6. Your Dog Wants Water
Grass contains a high amount of water, especially in the morning when the morning dew is on it or at night when the water settles on it. Your dog may be munching on the grass because he’s thirsty. Make sure your pup has access to clean water at all times, especially during the summer months.
7. Your Dog Likes the Texture and Taste of Grass
Your dog may just enjoy the texture and taste of grass. That’s not a big deal. Also, it’s a good source of fiber. As long as the grass-eating isn’t indicative of something serious, your vet has given your dog a clean bill of health, and the grass doesn’t contain poop or other hazards, then it could just be a funny habit your dog has.
Concerns About Dogs Eating Grass
There are some things you should be concerned about if your dog is eating grass. For instance, if there is pee and poop on the grass, you don’t want your dog munching away on it. Your dog could be susceptible to intestinal parasites like ringworm or hookworm if he’s accidentally (or purposefully) eating the poop on the grass. Plus, if your dog vomits after eating it, that means it’s upsetting his stomach.

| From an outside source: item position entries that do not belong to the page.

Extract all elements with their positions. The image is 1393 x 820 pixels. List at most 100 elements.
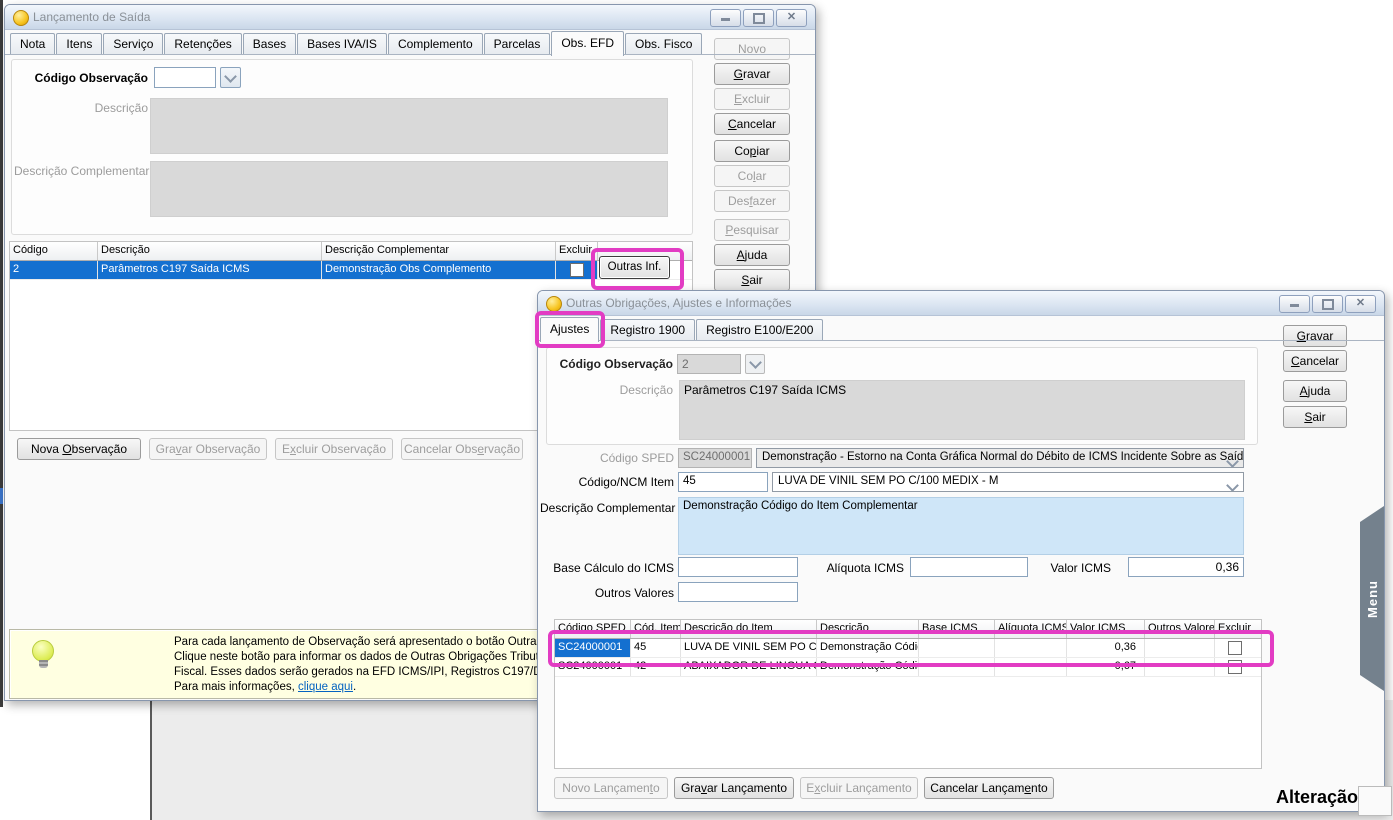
- tab-bases[interactable]: Bases: [243, 33, 296, 55]
- tab-bases-iva-is[interactable]: Bases IVA/IS: [297, 33, 387, 55]
- header-aliquota-icms[interactable]: Alíquota ICMS: [995, 620, 1067, 638]
- aliquota-icms-label: Alíquota ICMS: [784, 561, 904, 575]
- clique-aqui-link[interactable]: clique aqui: [298, 681, 353, 693]
- header-cod-item[interactable]: Cód. Item: [631, 620, 681, 638]
- tab-complemento[interactable]: Complemento: [388, 33, 483, 55]
- cancelar-button[interactable]: Cancelar: [714, 113, 790, 135]
- tab-retencoes[interactable]: Retenções: [164, 33, 241, 55]
- gravar-button[interactable]: Gravar: [1283, 325, 1347, 347]
- codigo-observacao-input[interactable]: [154, 67, 216, 88]
- header-valor-icms[interactable]: Valor ICMS: [1067, 620, 1145, 638]
- base-calculo-icms-input[interactable]: [678, 557, 798, 577]
- titlebar[interactable]: Lançamento de Saída: [5, 5, 815, 30]
- desfazer-button[interactable]: Desfazer: [714, 190, 790, 212]
- grid-row-selected[interactable]: 2 Parâmetros C197 Saída ICMS Demonstraçã…: [10, 261, 692, 280]
- tab-parcelas[interactable]: Parcelas: [484, 33, 551, 55]
- descricao-complementar-textarea[interactable]: Demonstração Código do Item Complementar: [678, 497, 1244, 555]
- codigo-observacao-dropdown-button[interactable]: [745, 354, 765, 374]
- cell-codigo: 2: [10, 261, 98, 279]
- tabstrip: Nota Itens Serviço Retenções Bases Bases…: [10, 32, 703, 55]
- grid-row-selected[interactable]: SC24000001 45 LUVA DE VINIL SEM PO C/ De…: [555, 639, 1261, 658]
- copiar-button[interactable]: Copiar: [714, 140, 790, 162]
- ajuda-button[interactable]: Ajuda: [1283, 380, 1347, 402]
- excluir-button[interactable]: Excluir: [714, 88, 790, 110]
- tab-registro-1900[interactable]: Registro 1900: [600, 319, 695, 341]
- header-outros-valores[interactable]: Outros Valores: [1145, 620, 1215, 638]
- codigo-ncm-combo[interactable]: LUVA DE VINIL SEM PO C/100 MEDIX - M: [772, 472, 1244, 492]
- codigo-observacao-input[interactable]: 2: [677, 354, 741, 374]
- tab-obs-fisco[interactable]: Obs. Fisco: [625, 33, 702, 55]
- outros-valores-label: Outros Valores: [550, 586, 674, 600]
- novo-lancamento-button[interactable]: Novo Lançamento: [554, 777, 668, 799]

If the grass has pesticides or herbicides on it, and your dog comes into contact with it, he could experience seizures, rapid heart rate, diarrhea, vomiting, abdominal pain, and, in the worst-case scenario, death.
Your dog should never eat or even walk on grass after it’s been treated with pesticides and herbicides.
If you can’t get your dog to stop eating grass, you may want to look into another type of grass for your yard – like fake grass. Artificial turf is safe for pups, and some kinds of it are virtually indestructible. If your dog likes to dig up the yard and destroy the grass he eats, putting in fake grass could be a good solution.
Dogs Eating Grass
Eating grass may not be a big deal. Sometimes, it is: it may be a sign of illness. Once you do your research, make sure you reach out to your vet to get a definitive answer, which will help you keep your dog happy, safe, and satisfied all at the same time.